内存计算(IMC) SRAM架构由于在计算卷积神经网络(CNN)模型[1]时实现了高能效而受到广泛关注。最近的工作调查了模拟混合信号(AMS)硬件在高面积和能源效率方面的使用[2]，[3]。然而，众所周知，AMS硬件输出容易受到过程、电压和温度(PVT)变化的影响，从而限制了CNN的计算精度和最终的推理精度。我们通过模拟基于电容的IMC SRAM宏来计算256D二进制点积，再次确认AMS计算硬件在最坏情况下的电压、温度(图16.1.1左上)和3 σ过程变化(图16.1.1右上)具有22.5%的显著均方根误差(RMSE)。另一方面，我们可以使用稳健的数字逻辑[4]实现IMC SRAM宏，这几乎可以消除可变性问题(图16.1.1顶部)。然而，数字电路比AMS需要更多的器件(例如，一个镜像全加法器需要28个晶体管[FA])。因此，最近的数字IMC SRAM显示出较低的面积效率为6368F2/b (22nm, 4b/4b重量/激活)[5]，而AMS的对应产品(1170F2/b, 65nm, 1b/1b)[3]。鉴于此，我们旨在采用近似算法硬件来提高面积和功耗效率，并提出了两个近似程度不同的数字IMC宏(DIMC)(图16.1.1左下)。

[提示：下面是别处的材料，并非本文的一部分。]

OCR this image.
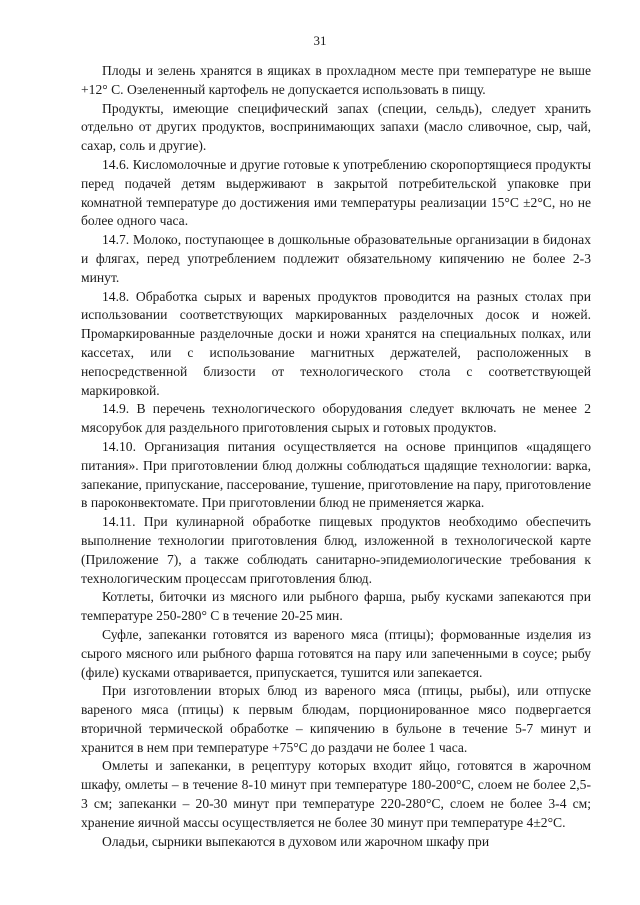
31

Плоды и зелень хранятся в ящиках в прохладном месте при температуре не выше +12° С. Озелененный картофель не допускается использовать в пищу.

Продукты, имеющие специфический запах (специи, сельдь), следует хранить отдельно от других продуктов, воспринимающих запахи (масло сливочное, сыр, чай, сахар, соль и другие).

14.6. Кисломолочные и другие готовые к употреблению скоропортящиеся продукты перед подачей детям выдерживают в закрытой потребительской упаковке при комнатной температуре до достижения ими температуры реализации 15°С ±2°С, но не более одного часа.

14.7. Молоко, поступающее в дошкольные образовательные организации в бидонах и флягах, перед употреблением подлежит обязательному кипячению не более 2-3 минут.

14.8. Обработка сырых и вареных продуктов проводится на разных столах при использовании соответствующих маркированных разделочных досок и ножей. Промаркированные разделочные доски и ножи хранятся на специальных полках, или кассетах, или с использование магнитных держателей, расположенных в непосредственной близости от технологического стола с соответствующей маркировкой.

14.9. В перечень технологического оборудования следует включать не менее 2 мясорубок для раздельного приготовления сырых и готовых продуктов.

14.10. Организация питания осуществляется на основе принципов «щадящего питания». При приготовлении блюд должны соблюдаться щадящие технологии: варка, запекание, припускание, пассерование, тушение, приготовление на пару, приготовление в пароконвектомате. При приготовлении блюд не применяется жарка.

14.11. При кулинарной обработке пищевых продуктов необходимо обеспечить выполнение технологии приготовления блюд, изложенной в технологической карте (Приложение 7), а также соблюдать санитарно-эпидемиологические требования к технологическим процессам приготовления блюд.

Котлеты, биточки из мясного или рыбного фарша, рыбу кусками запекаются при температуре 250-280° С в течение 20-25 мин.

Суфле, запеканки готовятся из вареного мяса (птицы); формованные изделия из сырого мясного или рыбного фарша готовятся на пару или запеченными в соусе; рыбу (филе) кусками отваривается, припускается, тушится или запекается.

При изготовлении вторых блюд из вареного мяса (птицы, рыбы), или отпуске вареного мяса (птицы) к первым блюдам, порционированное мясо подвергается вторичной термической обработке – кипячению в бульоне в течение 5-7 минут и хранится в нем при температуре +75°С до раздачи не более 1 часа.

Омлеты и запеканки, в рецептуру которых входит яйцо, готовятся в жарочном шкафу, омлеты – в течение 8-10 минут при температуре 180-200°С, слоем не более 2,5-3 см; запеканки – 20-30 минут при температуре 220-280°С, слоем не более 3-4 см; хранение яичной массы осуществляется не более 30 минут при температуре 4±2°С.

Оладьи, сырники выпекаются в духовом или жарочном шкафу при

此外，我们提出了一种近似感知训练算法和一种数字格式，以最小化由近似硬件引起的推理精度下降(图16.1.1右下)。我们制作了一个28纳米的测试芯片原型:对于CIFAR-10的1b/1b CNN模型，在0.5到1.1 v的电源中，双近似硬件(DIMC- d)的DIMC达到了2569F2/b、932-2219TOPS/W、475-20032GOPS和86.96%的精度，而对于4b/1b的CNN模型，单近似硬件(DIMC- s)的DIMC达到了3814F2/b、458-990TOPS/W(归一化到1b/1b)、405-19215GOPS(归一化到1b/1b)和90.41%的精度。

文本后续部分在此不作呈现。